Fr. Majano, who shepherds the St. Andrew the Apostle mission church, knows it’s a critical time to engage young Catholics. He knows he must present himself as an active and joy-filled priest to combat boredom, lethargy and exiling. And he said there are deeper pastoral challenges he must work to uproot.
“The great lion and great bear during this time are fear and despair,” he said. “Christ rose from the dead and immediately went out into the world. And during what might seem a dead time in the Church, we priests must go out with the spirit of Resurrection.
“I’m called to be a shepherd, and right now I think the deepest need for my young parishioners – all of my parish family really – is that they see that I’m fighting to kill those lions and bears. It’s what a shepherd does.”
Fathers Leary and Foggo, former seminarians at Mount Saint Mary’s, think Mother Seton’s motto — “Hazard yet forward” — is ideal both for today’s isolated Catholic and their pilgrimage.
“I remember when I used to run these hills early in the morning with three or four other seminarians,” Fr. Foggo said. “For four and a half miles, we prayed the rosary, bounced ideas off one another and then we’d get back and begin a Holy Hour before morning Mass.
“I look back now and think, ‘Wow, the Holy Spirit was working within us then.’ Our hearts were burning back then — and now some of those very things that were fueling me have been temporarily removed. It’s painful for so many.
“So in a way, we’ve decided to take a pilgrimage into a time crunch — we’re traveling 200 years into the past— to unite ourselves to what Saint Elizabeth Ann Seton did. We want to engage in this same kind of care for those orphans that she raced to.”
Toward the end of Mother Seton’s agonizing conversion to the Catholic faith, a time when she met the scorn of many of her Protestant family and friends, she began to ponder the spiritual weight of the sacraments in the Catholic Church.

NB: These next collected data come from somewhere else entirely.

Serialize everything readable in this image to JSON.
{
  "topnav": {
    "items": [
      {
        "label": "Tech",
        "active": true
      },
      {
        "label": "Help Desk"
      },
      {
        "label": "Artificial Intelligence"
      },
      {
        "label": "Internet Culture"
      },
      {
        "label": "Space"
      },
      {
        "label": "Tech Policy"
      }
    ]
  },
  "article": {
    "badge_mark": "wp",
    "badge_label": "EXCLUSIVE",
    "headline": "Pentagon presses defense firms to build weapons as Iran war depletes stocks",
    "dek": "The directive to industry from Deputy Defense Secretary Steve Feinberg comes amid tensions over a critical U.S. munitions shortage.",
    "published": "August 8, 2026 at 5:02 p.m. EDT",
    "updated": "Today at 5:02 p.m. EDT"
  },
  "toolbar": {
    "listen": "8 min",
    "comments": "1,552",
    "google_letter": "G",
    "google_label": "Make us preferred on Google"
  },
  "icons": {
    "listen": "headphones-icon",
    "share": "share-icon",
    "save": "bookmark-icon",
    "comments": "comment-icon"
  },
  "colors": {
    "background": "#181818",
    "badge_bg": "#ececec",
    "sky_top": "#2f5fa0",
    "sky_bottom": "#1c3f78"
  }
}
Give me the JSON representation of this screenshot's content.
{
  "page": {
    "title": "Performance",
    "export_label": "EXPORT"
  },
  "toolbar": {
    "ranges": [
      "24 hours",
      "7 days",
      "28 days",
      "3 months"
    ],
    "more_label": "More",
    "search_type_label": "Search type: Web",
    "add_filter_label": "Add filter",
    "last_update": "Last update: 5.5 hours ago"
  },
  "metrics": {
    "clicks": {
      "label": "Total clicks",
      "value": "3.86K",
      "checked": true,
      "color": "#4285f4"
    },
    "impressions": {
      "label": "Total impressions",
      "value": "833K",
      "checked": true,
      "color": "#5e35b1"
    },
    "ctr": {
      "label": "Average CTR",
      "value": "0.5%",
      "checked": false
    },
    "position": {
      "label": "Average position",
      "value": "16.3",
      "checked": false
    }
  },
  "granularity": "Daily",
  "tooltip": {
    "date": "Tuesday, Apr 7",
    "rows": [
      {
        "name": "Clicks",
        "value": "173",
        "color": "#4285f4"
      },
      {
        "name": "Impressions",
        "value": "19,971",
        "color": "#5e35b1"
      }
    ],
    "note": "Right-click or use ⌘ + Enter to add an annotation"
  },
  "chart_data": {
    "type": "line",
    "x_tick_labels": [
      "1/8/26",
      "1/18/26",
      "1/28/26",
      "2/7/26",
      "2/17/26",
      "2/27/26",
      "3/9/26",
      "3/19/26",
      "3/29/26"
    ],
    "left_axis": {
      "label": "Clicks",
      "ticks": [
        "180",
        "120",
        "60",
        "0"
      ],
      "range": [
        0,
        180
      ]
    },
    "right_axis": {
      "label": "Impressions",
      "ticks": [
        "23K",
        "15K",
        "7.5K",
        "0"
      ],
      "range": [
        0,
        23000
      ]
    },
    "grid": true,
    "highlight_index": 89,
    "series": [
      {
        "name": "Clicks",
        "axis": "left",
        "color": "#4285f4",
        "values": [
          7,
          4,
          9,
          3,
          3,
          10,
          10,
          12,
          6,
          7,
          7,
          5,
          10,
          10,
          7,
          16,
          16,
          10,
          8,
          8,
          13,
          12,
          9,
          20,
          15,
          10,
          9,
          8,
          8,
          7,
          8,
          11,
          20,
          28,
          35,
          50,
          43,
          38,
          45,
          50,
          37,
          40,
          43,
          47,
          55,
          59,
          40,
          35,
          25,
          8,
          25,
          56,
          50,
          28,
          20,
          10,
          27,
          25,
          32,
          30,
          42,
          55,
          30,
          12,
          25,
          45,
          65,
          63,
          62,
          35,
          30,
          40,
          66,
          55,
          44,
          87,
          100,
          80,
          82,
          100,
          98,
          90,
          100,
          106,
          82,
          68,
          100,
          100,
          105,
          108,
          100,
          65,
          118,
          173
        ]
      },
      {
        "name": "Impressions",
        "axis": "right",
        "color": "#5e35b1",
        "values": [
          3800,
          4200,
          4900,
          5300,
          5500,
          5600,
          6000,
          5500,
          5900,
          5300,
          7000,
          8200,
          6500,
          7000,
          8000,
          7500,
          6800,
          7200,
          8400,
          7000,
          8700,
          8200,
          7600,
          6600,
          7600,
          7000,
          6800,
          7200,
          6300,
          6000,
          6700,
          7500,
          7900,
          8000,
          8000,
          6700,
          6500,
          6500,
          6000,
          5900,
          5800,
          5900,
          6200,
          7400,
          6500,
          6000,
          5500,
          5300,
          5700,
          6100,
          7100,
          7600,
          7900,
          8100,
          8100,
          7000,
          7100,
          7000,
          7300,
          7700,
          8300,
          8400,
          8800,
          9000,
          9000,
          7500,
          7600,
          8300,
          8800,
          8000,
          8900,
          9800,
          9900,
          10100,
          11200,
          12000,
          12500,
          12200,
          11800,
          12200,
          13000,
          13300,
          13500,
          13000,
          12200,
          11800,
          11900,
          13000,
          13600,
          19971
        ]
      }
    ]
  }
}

“How happy would we be, if we believed what these dear souls [Catholics] believe: that they possess God in the Sacrament, and that He remains in their churches and is carried to them when they are sick,” she wrote in a letter to an Anglican friend. “How happy would I be, even so far away from all so dear, if I could find You in the church as they do . . . how many things I would say to You of the sorrows of my heart and the sins of my life.”
A local priest said Los Tres Padres witness speaks to a great need in the Church.
“Back in the time of Christ, all the rabbis taught in the temples; they never seemed to leave,” he said. “But Christ always met people outside the temple. He was on mountainsides, he met folks on their boats, entered homes, walked into the places where kids were gathered.
“If you want to really know what a priest is about, watch how he goes outside of the model, outside of the expected administration of the priest; this pilgrimage goes outside the model. The laity are distanced from the Mass, the sacraments, and even their priests now. This type of witness brings hope.
“Maybe one of the reasons we’ve had so many problems is because too many priests have stuck Jesus into their parishes without bringing Him out into the world. Anyone can teach from back behind the lectern; but what about when he steps from behind it in a manner like this?”